March 5, 2016
Dear Sir / Madam
I have been listening carefully to the arguments put forward both for “Remain” and “Leave” the European Union. I have noticed, when responsible people give their views, that almost every argument for “Remain” contains the phrase “better off within a reformed EU”. I watched Mr Cameron failing spectacularly to organise any lasting “reform” in our relationship with the EU so why do they keep mentioning this?
It begins to look a little like a “get out clause” in that if “Remain” wins, and things continue as dire and undemocratic as they are at present, the “Remain” team has a “not our fault – they wouldn’t reform” mantra ready to use – and the referendum would have gained nothing at all.
Another thing I’ve noticed is the “Be afraid. Be very afraid” theme – supported by the threatening behaviour of the French to ship The Jungle from Calais to Dover. I have always been told that when a person has no good arguments to support their assertions, the discussion moves to the use of personal insults and scare mongering. What is going on here?
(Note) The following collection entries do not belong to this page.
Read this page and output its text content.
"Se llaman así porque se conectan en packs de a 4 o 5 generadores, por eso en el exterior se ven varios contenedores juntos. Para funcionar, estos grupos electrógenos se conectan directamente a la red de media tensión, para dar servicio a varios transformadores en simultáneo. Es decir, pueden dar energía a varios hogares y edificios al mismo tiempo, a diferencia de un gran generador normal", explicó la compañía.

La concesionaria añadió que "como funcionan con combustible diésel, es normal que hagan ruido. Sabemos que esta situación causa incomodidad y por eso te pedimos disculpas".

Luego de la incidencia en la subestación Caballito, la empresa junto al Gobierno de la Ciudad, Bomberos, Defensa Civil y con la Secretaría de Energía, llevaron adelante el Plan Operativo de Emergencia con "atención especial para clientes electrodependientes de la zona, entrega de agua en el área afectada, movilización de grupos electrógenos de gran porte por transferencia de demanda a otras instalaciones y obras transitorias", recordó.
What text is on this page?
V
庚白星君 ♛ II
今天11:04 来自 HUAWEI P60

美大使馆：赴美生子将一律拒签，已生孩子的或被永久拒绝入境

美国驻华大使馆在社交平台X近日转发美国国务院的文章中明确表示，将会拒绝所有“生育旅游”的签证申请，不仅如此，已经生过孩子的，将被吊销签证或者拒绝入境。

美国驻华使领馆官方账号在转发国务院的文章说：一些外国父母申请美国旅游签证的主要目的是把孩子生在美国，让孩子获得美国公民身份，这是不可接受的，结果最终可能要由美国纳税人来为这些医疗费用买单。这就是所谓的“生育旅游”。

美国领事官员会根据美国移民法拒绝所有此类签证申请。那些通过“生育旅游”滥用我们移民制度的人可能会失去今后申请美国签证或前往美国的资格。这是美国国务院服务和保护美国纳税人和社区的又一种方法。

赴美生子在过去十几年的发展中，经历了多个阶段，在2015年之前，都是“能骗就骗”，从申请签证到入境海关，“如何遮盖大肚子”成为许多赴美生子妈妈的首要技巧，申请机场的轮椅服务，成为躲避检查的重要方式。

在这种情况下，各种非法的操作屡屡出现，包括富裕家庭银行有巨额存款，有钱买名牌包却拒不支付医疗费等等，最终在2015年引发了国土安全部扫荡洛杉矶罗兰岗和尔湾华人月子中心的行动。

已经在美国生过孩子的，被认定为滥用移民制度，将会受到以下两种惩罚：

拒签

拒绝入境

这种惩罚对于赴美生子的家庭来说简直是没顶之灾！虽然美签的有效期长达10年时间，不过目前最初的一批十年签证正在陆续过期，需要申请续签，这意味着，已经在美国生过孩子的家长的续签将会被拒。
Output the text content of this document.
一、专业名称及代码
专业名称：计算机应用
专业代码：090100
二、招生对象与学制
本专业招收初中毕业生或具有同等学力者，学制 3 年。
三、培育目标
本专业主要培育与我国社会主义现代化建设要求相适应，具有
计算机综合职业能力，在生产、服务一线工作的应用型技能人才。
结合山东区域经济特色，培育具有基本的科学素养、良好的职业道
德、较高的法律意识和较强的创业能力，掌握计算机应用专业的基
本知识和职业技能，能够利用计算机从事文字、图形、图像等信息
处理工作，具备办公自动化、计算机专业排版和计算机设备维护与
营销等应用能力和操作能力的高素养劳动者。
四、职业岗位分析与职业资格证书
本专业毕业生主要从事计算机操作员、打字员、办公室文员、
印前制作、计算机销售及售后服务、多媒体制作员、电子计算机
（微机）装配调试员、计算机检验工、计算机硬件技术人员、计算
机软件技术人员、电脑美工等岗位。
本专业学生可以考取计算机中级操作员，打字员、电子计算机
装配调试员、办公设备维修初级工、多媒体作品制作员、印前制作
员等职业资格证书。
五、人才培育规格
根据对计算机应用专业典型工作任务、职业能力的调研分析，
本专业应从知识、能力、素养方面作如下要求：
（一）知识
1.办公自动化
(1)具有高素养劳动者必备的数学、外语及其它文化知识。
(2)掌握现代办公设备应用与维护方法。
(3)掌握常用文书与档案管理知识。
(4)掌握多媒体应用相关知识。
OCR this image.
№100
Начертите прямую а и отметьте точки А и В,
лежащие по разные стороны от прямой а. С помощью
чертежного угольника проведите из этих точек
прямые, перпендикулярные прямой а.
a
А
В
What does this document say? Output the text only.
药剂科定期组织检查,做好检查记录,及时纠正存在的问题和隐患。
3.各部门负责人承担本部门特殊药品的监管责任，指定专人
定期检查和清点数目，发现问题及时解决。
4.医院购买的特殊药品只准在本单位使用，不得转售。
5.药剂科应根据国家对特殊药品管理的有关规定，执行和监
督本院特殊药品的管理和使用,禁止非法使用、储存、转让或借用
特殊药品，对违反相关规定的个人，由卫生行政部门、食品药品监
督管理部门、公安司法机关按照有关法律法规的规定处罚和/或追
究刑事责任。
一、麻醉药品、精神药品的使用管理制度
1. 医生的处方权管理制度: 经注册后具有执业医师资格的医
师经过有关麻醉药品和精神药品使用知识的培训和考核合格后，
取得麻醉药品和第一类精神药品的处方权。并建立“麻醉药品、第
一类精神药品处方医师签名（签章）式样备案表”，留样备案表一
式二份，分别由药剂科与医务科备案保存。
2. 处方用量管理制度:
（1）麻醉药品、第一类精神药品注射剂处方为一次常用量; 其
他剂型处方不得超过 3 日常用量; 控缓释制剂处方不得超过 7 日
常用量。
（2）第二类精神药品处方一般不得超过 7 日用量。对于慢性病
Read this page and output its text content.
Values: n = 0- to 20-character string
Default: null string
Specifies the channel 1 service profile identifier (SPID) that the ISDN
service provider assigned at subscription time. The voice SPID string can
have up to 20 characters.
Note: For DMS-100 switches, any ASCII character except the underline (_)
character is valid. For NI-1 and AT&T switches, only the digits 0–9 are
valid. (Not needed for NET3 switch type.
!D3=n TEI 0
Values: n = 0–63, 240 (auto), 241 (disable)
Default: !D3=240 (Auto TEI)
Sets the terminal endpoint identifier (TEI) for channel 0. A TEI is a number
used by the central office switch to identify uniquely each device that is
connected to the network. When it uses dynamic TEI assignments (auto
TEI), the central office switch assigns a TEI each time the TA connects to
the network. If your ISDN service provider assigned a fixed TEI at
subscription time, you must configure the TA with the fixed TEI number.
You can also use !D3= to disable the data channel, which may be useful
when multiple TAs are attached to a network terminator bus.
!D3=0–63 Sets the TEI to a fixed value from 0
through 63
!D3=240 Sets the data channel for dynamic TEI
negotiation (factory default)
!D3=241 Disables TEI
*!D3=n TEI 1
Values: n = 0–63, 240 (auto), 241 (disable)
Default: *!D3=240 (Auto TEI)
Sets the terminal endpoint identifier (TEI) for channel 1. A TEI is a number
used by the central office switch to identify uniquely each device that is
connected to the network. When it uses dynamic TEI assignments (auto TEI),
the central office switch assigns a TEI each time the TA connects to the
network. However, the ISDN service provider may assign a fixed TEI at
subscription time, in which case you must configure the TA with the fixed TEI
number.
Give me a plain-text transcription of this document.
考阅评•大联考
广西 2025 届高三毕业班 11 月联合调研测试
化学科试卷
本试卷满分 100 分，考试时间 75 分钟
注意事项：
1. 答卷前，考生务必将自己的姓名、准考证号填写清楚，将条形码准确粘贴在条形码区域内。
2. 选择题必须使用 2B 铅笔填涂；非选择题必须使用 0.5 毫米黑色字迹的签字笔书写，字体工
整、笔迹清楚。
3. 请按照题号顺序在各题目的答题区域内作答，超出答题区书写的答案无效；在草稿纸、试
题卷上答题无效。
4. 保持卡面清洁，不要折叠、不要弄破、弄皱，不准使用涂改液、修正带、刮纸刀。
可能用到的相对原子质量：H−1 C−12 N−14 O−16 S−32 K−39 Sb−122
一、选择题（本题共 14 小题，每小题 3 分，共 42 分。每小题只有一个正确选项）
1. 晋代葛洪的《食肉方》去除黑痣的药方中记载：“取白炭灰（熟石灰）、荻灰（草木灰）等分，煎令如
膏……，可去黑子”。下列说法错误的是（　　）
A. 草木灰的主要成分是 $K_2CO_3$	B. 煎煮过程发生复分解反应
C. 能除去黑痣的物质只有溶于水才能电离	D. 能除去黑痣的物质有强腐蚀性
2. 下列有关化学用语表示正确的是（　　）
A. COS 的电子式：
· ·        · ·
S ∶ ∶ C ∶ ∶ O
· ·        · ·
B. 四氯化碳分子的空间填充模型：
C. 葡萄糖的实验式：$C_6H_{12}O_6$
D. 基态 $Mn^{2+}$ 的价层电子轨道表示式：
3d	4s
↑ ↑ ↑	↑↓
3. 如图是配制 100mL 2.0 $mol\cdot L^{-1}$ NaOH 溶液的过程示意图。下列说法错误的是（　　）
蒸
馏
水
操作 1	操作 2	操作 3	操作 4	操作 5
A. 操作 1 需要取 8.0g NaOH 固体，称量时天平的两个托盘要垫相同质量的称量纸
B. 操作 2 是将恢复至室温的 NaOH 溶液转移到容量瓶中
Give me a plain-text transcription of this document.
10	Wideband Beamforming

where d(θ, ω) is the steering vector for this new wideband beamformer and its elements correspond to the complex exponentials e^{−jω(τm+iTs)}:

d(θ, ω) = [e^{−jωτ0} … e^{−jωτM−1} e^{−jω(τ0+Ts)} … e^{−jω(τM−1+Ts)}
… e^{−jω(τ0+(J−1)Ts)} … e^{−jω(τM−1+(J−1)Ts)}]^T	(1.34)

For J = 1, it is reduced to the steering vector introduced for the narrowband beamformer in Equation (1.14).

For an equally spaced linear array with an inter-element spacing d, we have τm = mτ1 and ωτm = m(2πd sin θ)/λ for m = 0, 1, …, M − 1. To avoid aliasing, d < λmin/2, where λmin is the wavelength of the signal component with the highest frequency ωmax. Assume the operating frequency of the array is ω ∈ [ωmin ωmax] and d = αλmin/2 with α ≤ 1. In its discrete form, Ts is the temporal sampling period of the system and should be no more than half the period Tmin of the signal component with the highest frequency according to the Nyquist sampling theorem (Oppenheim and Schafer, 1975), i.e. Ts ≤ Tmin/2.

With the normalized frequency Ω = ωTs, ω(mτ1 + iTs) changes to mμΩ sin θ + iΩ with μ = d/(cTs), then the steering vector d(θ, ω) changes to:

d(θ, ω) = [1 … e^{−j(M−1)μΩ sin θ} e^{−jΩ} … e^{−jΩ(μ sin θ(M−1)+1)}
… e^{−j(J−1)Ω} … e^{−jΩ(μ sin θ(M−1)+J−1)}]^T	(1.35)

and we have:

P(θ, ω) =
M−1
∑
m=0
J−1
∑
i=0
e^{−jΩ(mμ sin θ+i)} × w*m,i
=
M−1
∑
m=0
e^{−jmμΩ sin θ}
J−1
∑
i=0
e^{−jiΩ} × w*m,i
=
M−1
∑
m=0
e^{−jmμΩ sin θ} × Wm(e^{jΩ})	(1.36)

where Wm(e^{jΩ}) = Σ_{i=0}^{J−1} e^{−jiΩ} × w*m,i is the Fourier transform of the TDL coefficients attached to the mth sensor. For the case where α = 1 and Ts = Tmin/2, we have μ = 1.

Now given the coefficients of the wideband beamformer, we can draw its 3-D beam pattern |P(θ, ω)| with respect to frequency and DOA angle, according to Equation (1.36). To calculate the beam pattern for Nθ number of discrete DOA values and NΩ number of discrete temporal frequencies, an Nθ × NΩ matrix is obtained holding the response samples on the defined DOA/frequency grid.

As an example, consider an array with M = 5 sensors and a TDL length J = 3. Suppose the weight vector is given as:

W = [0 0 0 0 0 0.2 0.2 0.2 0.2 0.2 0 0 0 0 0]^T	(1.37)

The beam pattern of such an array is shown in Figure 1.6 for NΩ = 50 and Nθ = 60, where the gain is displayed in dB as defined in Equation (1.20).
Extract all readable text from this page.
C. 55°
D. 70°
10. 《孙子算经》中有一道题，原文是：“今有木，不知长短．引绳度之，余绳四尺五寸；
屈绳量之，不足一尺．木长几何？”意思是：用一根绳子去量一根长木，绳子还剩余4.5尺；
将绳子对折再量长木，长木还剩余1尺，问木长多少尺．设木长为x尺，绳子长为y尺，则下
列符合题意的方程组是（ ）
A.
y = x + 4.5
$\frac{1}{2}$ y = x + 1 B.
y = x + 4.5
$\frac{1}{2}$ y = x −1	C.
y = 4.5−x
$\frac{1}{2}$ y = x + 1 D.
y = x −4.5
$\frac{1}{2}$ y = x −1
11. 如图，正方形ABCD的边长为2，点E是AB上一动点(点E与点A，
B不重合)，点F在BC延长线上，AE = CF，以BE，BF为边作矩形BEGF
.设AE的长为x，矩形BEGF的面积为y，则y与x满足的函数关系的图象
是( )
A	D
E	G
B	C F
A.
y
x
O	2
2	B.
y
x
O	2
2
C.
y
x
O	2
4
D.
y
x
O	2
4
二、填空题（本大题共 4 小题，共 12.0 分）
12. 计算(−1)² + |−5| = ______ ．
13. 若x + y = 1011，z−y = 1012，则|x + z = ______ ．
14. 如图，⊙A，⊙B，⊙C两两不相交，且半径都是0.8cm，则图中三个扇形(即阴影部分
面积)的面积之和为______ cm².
I thought we in Spain might be better off to “Remain”, but friends remind me of the absence of democracy in the EU, the bloated and unelected plutocracy giving themselves huge pay, expenses and pensions while refusing to produce annual accounts which can be signed off by any reputable auditor, and I find I still cannot see with any clarity which way to vote.
I really like the idea of the Economic Union, it has such a lot going for it. Someone pointed out once that, having signed the Maastricht Treaty (as we have done), a country can only re-form their alliance with the EU by leaving it and starting again. Is this true? If so, I think we should be told.
Please keep up the good work of keeping us informed.